Recall that a performative contradiction is when you say something different from what you do in saying it: Foucault argues that argument is flawed. This charge can only hit its mark if Foucault accepts a universal rationality, which he doesn’t. Thus, Foucault might be able to escape the charge of a performative contradiction. However, the charge of cryptonormativism is not worried about the premises of Foucault’s theories of language and argument; rather, it concerns a hidden (i.e., cryptic) gesture of normativity in an otherwise anti-normative critique, a normativity “felt most vividly at the level of tone or rhetorical gesture” (122). The problem Habermas has with Foucault, in other words, is not logical contradiction in his ideas (that is, a purely argumentative problem), but rather a problem in Foucault putting ethos and argument at odds with each other.
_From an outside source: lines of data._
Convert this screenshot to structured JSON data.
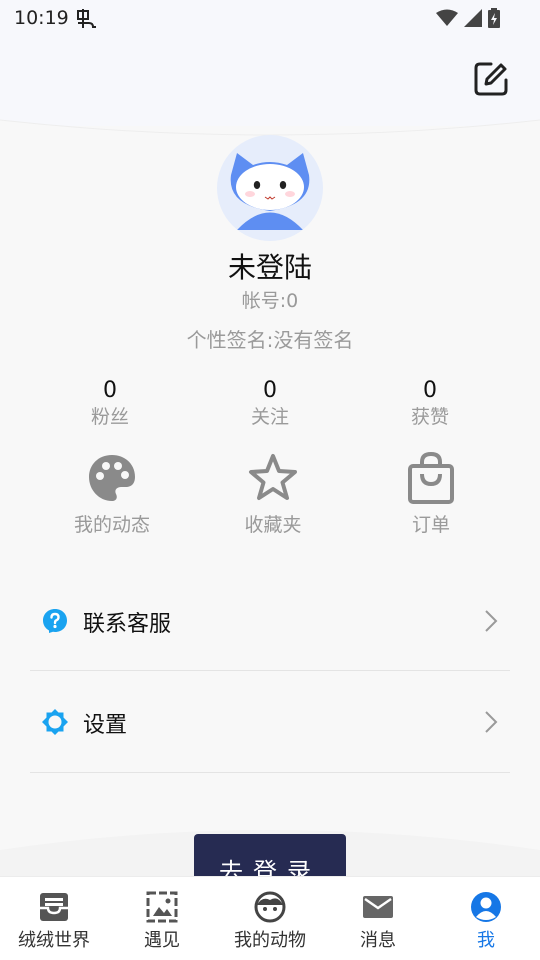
{
  "status_bar": {
    "time": "10:19"
  },
  "profile": {
    "name": "未登陆",
    "account": "帐号:0",
    "signature": "个性签名:没有签名"
  },
  "stats": [
    {
      "value": "0",
      "label": "粉丝"
    },
    {
      "value": "0",
      "label": "关注"
    },
    {
      "value": "0",
      "label": "获赞"
    }
  ],
  "quick_actions": [
    {
      "label": "我的动态",
      "icon": "palette-icon"
    },
    {
      "label": "收藏夹",
      "icon": "star-icon"
    },
    {
      "label": "订单",
      "icon": "shopping-bag-icon"
    }
  ],
  "menu": [
    {
      "label": "联系客服",
      "icon": "help-icon"
    },
    {
      "label": "设置",
      "icon": "gear-icon"
    }
  ],
  "login_button": {
    "label": "去登录"
  },
  "bottom_nav": [
    {
      "label": "绒绒世界",
      "icon": "inbox-icon",
      "active": false
    },
    {
      "label": "遇见",
      "icon": "gallery-icon",
      "active": false
    },
    {
      "label": "我的动物",
      "icon": "face-icon",
      "active": false
    },
    {
      "label": "消息",
      "icon": "mail-icon",
      "active": false
    },
    {
      "label": "我",
      "icon": "person-icon",
      "active": true
    }
  ],
  "colors": {
    "accent": "#1677e6",
    "menu_icon": "#1aa3f0",
    "login_bg": "#262b52",
    "avatar_blue": "#5e8ef2"
  }
}
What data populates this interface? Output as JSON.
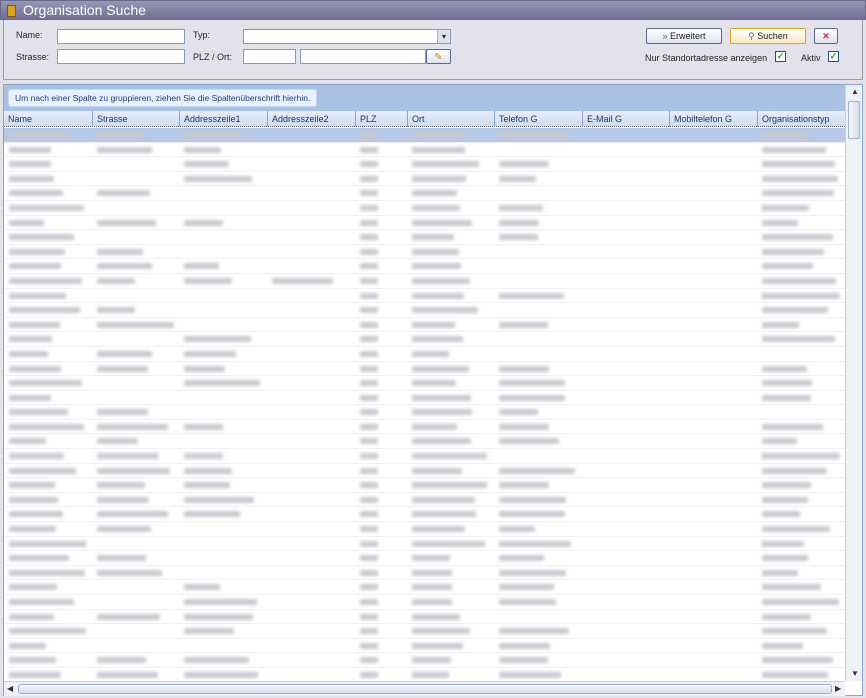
{
  "window": {
    "title": "Organisation Suche",
    "icon": "organisation-icon"
  },
  "filter": {
    "name_label": "Name:",
    "name_value": "",
    "strasse_label": "Strasse:",
    "strasse_value": "",
    "typ_label": "Typ:",
    "typ_value": "",
    "plz_ort_label": "PLZ / Ort:",
    "plz_value": "",
    "ort_value": "",
    "erweitert_label": "Erweitert",
    "suchen_label": "Suchen",
    "nur_standort_label": "Nur Standortadresse anzeigen",
    "nur_standort_checked": true,
    "aktiv_label": "Aktiv",
    "aktiv_checked": true
  },
  "grid": {
    "group_hint": "Um nach einer Spalte zu gruppieren, ziehen Sie die Spaltenüberschrift hierhin.",
    "columns": [
      "Name",
      "Strasse",
      "Addresszeile1",
      "Addresszeile2",
      "PLZ",
      "Ort",
      "Telefon G",
      "E-Mail G",
      "Mobiltelefon G",
      "Organisationstyp"
    ],
    "selected_row": 0,
    "row_count_visible": 38
  },
  "colors": {
    "accent": "#a9c1e2",
    "title": "#716f93",
    "selection": "#b7c9e6"
  }
}
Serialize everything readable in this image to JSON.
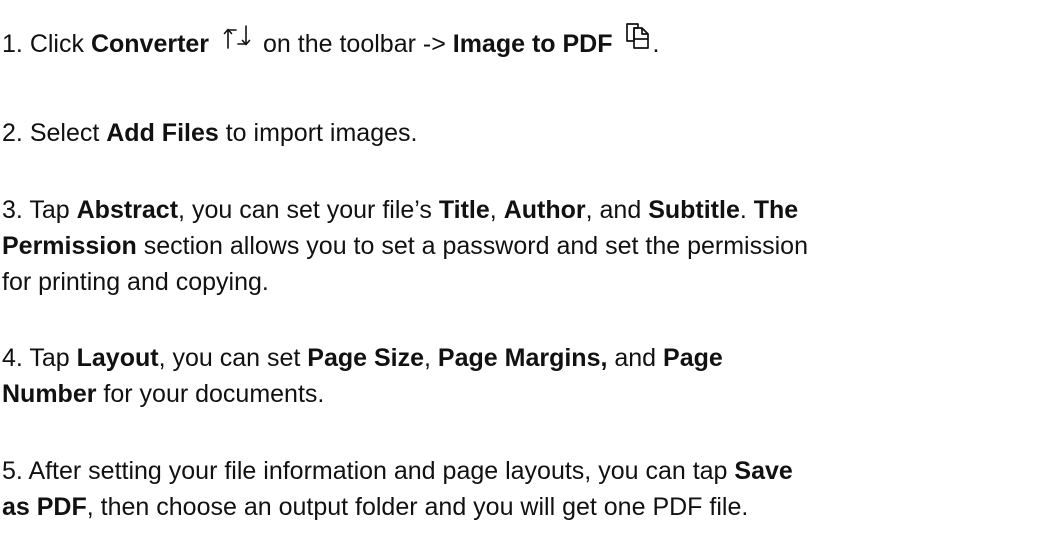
{
  "steps": [
    {
      "n": "1.",
      "t1": "Click",
      "b1": "Converter",
      "t2": "on the toolbar ->",
      "b2": "Image to PDF",
      "t3": ".",
      "icon1": "converter-icon",
      "icon2": "image-to-pdf-icon"
    },
    {
      "n": "2.",
      "t1": "Select",
      "b1": "Add Files",
      "t2": "to import images."
    },
    {
      "n": "3.",
      "t1": "Tap",
      "b1": "Abstract",
      "t2": ", you can set your file’s",
      "b2": "Title",
      "t3": ",",
      "b3": "Author",
      "t4": ", and",
      "b4": "Subtitle",
      "t5": ".",
      "b5": "The",
      "b6": "Permission",
      "t6": "section allows you to set a password and set the permission",
      "t7": "for printing and copying."
    },
    {
      "n": "4.",
      "t1": "Tap",
      "b1": "Layout",
      "t2": ", you can set",
      "b2": "Page Size",
      "t3": ",",
      "b3": "Page Margins,",
      "t4": "and",
      "b4": "Page",
      "b5": "Number",
      "t5": "for your documents."
    },
    {
      "n": "5.",
      "t1": "After setting your file information and page layouts, you can tap",
      "b1": "Save",
      "b2": "as PDF",
      "t2": ", then choose an output folder and you will get one PDF file."
    }
  ]
}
Instead of adopting an ethos bearing “principles of opennes and transparency that forward the practices of deliberative debate,” Foucault (and similarly charismatic thinkers) “proceeds encased in [rhetorical] privileges that he possesses in advance and will never agree to question” (Habermas as quoted by Anderson, 123).

Although he allows mood to inform theoretical interests and their Zeitgeist, Habermas ultimately does not explicitly formulate ethos. He is ambivalent about allowing anything that might obstruct reason’s clarity. Nonetheless, it seems that Habermas is committed to a certain ethos of “deliberate non-grandiosity of proceduralism.” (123) In quoted interviews, Habermas expresses his weariness with Heidegger’s saying “only a god can save us” and similar majestic tones. He claims, “philosophers don’t change the world,” and he urges a modest appeal “to the spirit of proceduralism, here construed as forms of institutionally bound collective practice that are best advanced through modes of interaction that downplay extreme affect or, presumably, strong investments in personal style” (124-5). That is, he seems to embrace a collective, institution-building ethos, not an ethos that isolates and valorizes the individual, ultimately undermining “the advance of collective ethos precisely by romanticizing politics.”

In addition to an ethos of collectivity, Anderson finds in Habermas a stance of askesis (ascetisim): “a refusal of various seductions to which others fall prey: the desire to absolutize reason by conflating it with power, for example, or to imagine one could engage in a ‘final umasking’” (125), that is, a final dissolving of ideology. Rather than adhering to a naive view of the possibility of a purely rational communication untainted by speakers’ social embeddedness, Habermas calls on participants of a discussion to strive toward this purity while acknowledging the de facto impurity of all linguistic practice. Striving toward an impossible purity–cultivating a theoretical attitude–is an ethos of argumentation. (126-7)

Conclusion

If we try to distinguish theory from philosophy, we could do worse than by claiming that, on the whole, theory has more concern to inform lived experience than philosophy does. In other words, theory is always oriented toward practice. This concern for how the theory might be lived means that “[n]o matter how disavowed the category of ethos or character may be in many philosophies of the present, it tends to come back in shadow forms, hating the debate through strange displaced appearances, as when a pragmatist is called smug. Or it may makes its presence felt more forcefully, as in the case of the charismatic fallacy or the narrow understanding of reason, where a certain style is elevated to endorse, express, or underwrite the theory” (128). Anderson calls on theorists to be more attentive to characterological elements of argument, not trying to excise them but to foster “a highly deliberative, reason-infused cultivation of ethos, one that [. . .] might wed the insights of Aristotle with those of Kant. Such  practical philosophy promotes reflection and deliberation in the cultivation of habit; it also has the potential to accommodate ideals of self-cultivation alongside those of collective deliberative processes. (128-9). Thinkers who oppose reason to ethos think they are helping the latter to develop “when in fact they are cornering it.”